In 1858 krijgt Grietje haar vijfde kind, haar eerste en enige dochter:
Antje Siegers, geboren op 29-11-1858 om 16.00 uur te Winsum (Obergum). In de officiële documenten staat:

vader onbekend
Aangegeven door
Antje Albertus Valk, oud 33 jaar, van beroep vroedvrouw, wonende te Obergum,
in tegenwoordigheid van
Martinus Johannes Wolff, oud 58 jaar, van beroep veldwachter, wonende te Winsum, en van
Simen Joosten van Ham, oud 39 jaar, van beroep zaakwaarnemer, wonende te Winsum

Grietje woonde tussen 1850 – 1860, te Obergum huis nummer 5
De bewoners van dit huis waren:

1. Sietze Holwerda, *1821 te Ee, huw.st: O, kerk NH, dagloner
2. Grietje Siegers, *1826 te Obergum, huw.st: O, kerk NH, dagloonster
3. Aaldrik de Vries, *1830 te Winsum, huw.st: H, Kerk NH, dagloner
4. Nantje Dijkinga, *1827 te Kloosterburen, huw.st: H, kerk NH, geen
5. Jan Siegers, *1850 10 jan. te Obergum, huw.st: O, kerk NH, geen
6. Anje de Vries, *1851, 23 oct te Obergum, huw.st: O, kerk NH, geen
(nummer 6. hierboven is doorgestreept dd 26 oct 1851)
6. Bouwe Siegers, *1851 5 dec. te Obergum, huw.st: O, kerk NH, geen
7. Johannes Siegers, *1854 3 apr. te Obergum, huw.st: O, kerk NH, geen
8. Marten Siegers, *1856 18 jan. te Obergum, huw.st: O, kerk NH, geen
9. Antje Siegers, *1858 29 nov. te Obergum, huw.st: O, kerk NH, geen

In huis nummer vijf woonden dus vier volwassenen waarvan er twee een echtpaar vormden.
(Aaldrik de Vries en Nantje Dijkinga waren in 1850 te Winsum getrouwd, en ze hadden een kind, Anje de Vries.

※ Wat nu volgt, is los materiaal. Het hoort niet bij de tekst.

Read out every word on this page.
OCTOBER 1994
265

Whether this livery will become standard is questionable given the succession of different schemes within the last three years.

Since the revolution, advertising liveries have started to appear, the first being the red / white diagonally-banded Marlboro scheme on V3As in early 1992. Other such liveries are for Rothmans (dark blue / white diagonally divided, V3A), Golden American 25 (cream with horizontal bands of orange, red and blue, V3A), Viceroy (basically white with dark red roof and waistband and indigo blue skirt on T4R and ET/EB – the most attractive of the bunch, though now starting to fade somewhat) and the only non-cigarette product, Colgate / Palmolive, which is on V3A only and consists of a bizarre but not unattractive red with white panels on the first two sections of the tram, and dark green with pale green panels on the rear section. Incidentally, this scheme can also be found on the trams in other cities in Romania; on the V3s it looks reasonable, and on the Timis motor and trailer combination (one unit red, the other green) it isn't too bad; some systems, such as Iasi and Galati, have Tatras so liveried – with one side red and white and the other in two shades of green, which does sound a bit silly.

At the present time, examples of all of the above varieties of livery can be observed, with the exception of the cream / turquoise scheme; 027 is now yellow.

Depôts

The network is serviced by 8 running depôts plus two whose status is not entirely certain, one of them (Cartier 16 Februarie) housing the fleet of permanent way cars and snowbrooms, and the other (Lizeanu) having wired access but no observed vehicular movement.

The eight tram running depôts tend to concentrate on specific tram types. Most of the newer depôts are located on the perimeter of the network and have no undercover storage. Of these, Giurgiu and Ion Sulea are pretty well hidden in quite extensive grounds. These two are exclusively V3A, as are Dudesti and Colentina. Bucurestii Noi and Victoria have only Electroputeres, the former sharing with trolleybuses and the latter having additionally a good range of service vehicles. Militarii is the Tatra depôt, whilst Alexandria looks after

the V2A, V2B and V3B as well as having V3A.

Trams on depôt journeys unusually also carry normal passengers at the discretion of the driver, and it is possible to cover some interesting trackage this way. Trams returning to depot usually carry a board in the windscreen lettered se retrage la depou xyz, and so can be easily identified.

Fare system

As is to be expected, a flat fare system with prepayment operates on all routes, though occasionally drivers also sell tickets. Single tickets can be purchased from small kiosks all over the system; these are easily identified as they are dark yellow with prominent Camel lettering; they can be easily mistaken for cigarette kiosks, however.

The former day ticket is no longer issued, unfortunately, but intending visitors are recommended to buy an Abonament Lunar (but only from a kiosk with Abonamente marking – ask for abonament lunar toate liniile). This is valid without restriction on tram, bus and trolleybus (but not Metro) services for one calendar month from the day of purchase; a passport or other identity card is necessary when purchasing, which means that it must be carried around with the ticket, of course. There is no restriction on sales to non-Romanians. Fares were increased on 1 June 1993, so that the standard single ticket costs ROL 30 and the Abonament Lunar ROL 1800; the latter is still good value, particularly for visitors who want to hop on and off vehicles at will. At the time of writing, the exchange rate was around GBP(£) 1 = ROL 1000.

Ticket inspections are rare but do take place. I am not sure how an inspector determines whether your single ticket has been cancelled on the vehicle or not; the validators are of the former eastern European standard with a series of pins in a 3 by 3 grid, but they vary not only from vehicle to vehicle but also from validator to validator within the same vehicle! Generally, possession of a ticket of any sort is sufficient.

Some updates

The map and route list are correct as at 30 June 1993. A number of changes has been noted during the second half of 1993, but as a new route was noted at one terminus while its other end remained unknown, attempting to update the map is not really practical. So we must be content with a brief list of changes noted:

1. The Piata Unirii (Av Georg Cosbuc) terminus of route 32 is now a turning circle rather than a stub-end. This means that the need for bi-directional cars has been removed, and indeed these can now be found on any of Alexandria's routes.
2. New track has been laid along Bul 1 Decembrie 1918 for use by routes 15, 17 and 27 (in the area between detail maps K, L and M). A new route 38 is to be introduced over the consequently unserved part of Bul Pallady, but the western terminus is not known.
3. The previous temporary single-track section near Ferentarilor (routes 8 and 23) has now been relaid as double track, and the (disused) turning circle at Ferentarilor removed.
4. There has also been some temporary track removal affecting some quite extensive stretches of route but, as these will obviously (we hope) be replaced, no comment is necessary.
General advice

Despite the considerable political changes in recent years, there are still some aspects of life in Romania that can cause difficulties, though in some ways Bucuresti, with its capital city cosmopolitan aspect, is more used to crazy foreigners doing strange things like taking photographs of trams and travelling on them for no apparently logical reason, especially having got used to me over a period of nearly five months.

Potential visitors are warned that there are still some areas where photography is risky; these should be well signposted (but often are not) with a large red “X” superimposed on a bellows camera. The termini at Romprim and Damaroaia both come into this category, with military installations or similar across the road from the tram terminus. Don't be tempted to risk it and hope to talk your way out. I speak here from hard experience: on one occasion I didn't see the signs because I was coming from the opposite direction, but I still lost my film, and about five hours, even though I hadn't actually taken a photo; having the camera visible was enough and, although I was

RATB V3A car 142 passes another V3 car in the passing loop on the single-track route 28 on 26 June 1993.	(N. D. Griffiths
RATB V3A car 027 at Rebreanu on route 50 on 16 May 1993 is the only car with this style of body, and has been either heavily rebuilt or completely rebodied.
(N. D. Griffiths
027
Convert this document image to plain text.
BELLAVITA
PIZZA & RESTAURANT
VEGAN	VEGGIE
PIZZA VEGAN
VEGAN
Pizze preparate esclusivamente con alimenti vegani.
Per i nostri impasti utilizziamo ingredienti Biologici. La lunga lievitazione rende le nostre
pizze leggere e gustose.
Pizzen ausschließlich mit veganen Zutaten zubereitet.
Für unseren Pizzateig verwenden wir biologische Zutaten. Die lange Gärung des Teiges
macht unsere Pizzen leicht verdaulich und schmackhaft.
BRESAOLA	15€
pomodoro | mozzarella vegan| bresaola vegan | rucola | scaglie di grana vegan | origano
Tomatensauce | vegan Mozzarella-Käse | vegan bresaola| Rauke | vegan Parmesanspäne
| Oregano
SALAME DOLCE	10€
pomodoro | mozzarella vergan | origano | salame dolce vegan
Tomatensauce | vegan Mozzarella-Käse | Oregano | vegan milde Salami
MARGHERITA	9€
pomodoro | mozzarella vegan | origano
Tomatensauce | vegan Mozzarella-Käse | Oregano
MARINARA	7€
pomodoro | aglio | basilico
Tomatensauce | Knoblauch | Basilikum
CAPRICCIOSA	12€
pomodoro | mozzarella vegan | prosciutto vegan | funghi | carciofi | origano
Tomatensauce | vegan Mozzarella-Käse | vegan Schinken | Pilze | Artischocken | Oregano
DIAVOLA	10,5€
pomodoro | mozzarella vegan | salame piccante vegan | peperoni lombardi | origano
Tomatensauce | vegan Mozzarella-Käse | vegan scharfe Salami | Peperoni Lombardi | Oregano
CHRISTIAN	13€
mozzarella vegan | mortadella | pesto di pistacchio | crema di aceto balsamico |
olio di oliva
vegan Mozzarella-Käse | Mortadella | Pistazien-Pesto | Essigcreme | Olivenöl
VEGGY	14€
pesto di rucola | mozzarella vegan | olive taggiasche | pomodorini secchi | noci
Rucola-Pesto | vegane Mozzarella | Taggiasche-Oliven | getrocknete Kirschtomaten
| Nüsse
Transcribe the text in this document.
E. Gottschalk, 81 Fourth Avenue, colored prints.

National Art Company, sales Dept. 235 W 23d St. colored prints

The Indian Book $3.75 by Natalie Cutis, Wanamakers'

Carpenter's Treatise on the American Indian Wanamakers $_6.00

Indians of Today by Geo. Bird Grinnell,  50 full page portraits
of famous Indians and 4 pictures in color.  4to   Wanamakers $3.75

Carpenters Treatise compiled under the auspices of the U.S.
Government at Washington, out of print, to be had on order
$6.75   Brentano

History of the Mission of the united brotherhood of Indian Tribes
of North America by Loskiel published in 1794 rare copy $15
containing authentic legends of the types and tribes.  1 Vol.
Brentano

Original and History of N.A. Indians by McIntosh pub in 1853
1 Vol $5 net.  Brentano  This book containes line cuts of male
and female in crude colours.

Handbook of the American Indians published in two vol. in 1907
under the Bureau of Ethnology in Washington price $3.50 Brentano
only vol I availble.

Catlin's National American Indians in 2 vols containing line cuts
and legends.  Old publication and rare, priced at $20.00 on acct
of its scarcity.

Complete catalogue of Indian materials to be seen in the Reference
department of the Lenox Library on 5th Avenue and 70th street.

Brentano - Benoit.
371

Aaldrik en Nantje zijn zonder beroep. Dochter Anje overlijdt op 26 october 1851.

Aanvulling: 
Aaldrik en Nantje verdwijnen uit de levens van Grietje en Sietse omdat zij komen te overlijden (in 1862). Maar Grietje Siegers en Sietse Holwerda blijven in contact en raken verbonden met familieleden van Aaldrik:
Grietje de Vries, dochter van Aaldriks broer Hindrik Klaassens de Vries (*4-5-1832) trouwde op 27-9-1877, met een zoon van Grietje Siegers: Bouwe Siegers (*5-12-1851). Bovendien was Sietze Holwerda getuige geweest bij de aangifte van de geboorte van deze Grietje de Vries  in 1857) 
Bron: Ron van Hogen

Dus de vraag ligt voor de hand:

Wie was Sietze Holwerda?

Van hem werd mij het volgende bekend:

Geboorteakte Oostdongeradeel, 1821
Aangiftedatum 2 juni 1821, akte nr. 78
Sytze Holwerda, geboren 31 mei 1821
zoon van Bouke Sytzes Holwerda en Tjetske Martens Sloterdijk

De ouders van Sietze Holwerda waren dus Bauke Sietzes en Tjetske Martens.

Over Bauke Holwerda:
Tjetske was de tweede vrouw van Bauke. Hij was namelijk twee jaar na het overlijden van zijn eerste vrouw (Aagtje Willems, ovl 26-07-1819), waarmee hij vijf kinderen had gekregen, op 53 jarige leeftijd met Tjetske getrouwd. Tjetske was toen 32 jaar.
Bij Tjetske verwekte Bauke nog eens drie kinderen. De oudste daarvan was Sietze (Baukes) Holwerda. Bijna een maand voor zijn vijfde verjaardag overleed de vader van Sietze.

Over Tjetske Sloterdijk:
Tjetske werd dus weduwe na vijf jaar getrouwd te zijn geweest met Bauke. Daaraan voorafgaand had ze al een huwelijk gehad van 7 jaar (waaruit vier kinderen) met Mient Reinderts de Haan, geboren ‎1778 als zoon van Rindert Tjebbes de Haan en Janke Mients van der Heide, overleden ‎7 maart 1818 Dantumadeel‎
In 1829 werd in Ee, waar Tjetske woonde, een volkstelling gehouden. Daaruit blijkt dat zij met haar drie kinderen (van 8, 6 en vier jaar) woonde in huis nummer 96, tezamen met nog negen gezinnen. Vermoedelijk waren de kinderen uit het eerste huwelijk van Bauke al de deur uit. In totaal woonden er in dat huis 27 personen. (Ee huisnummer 96, kadastraal nummer C 248 was een Armenhuis). Bauke, de kostwinner van het gezin, was overleden en daardoor vermoedelijk was Tjetske overgeleverd aan de zorg van de gemeenschap. Tjetske overleed in 1869.
Zo groeide Sietze Baukes dus vaderloos op, langere of kortere tijd in een armenhuis.Toch leek alles aanvankelijk goed te komen met hem want Sietze trouwde:

Huwelijken regio 2: noordoost Friesland
Huwelijksakte Oostdongeradeel, 1844
Man: Sytze Boukes Holwerda
Vrouw: Sjoukje Tjeerds Visser
Datum: 24 mei 1844 Akte nr. 41

En Sietze en Sjoukje hadden samen een dochter: Lytte Holwerda, geb. 28 feb 1845 te Paesens.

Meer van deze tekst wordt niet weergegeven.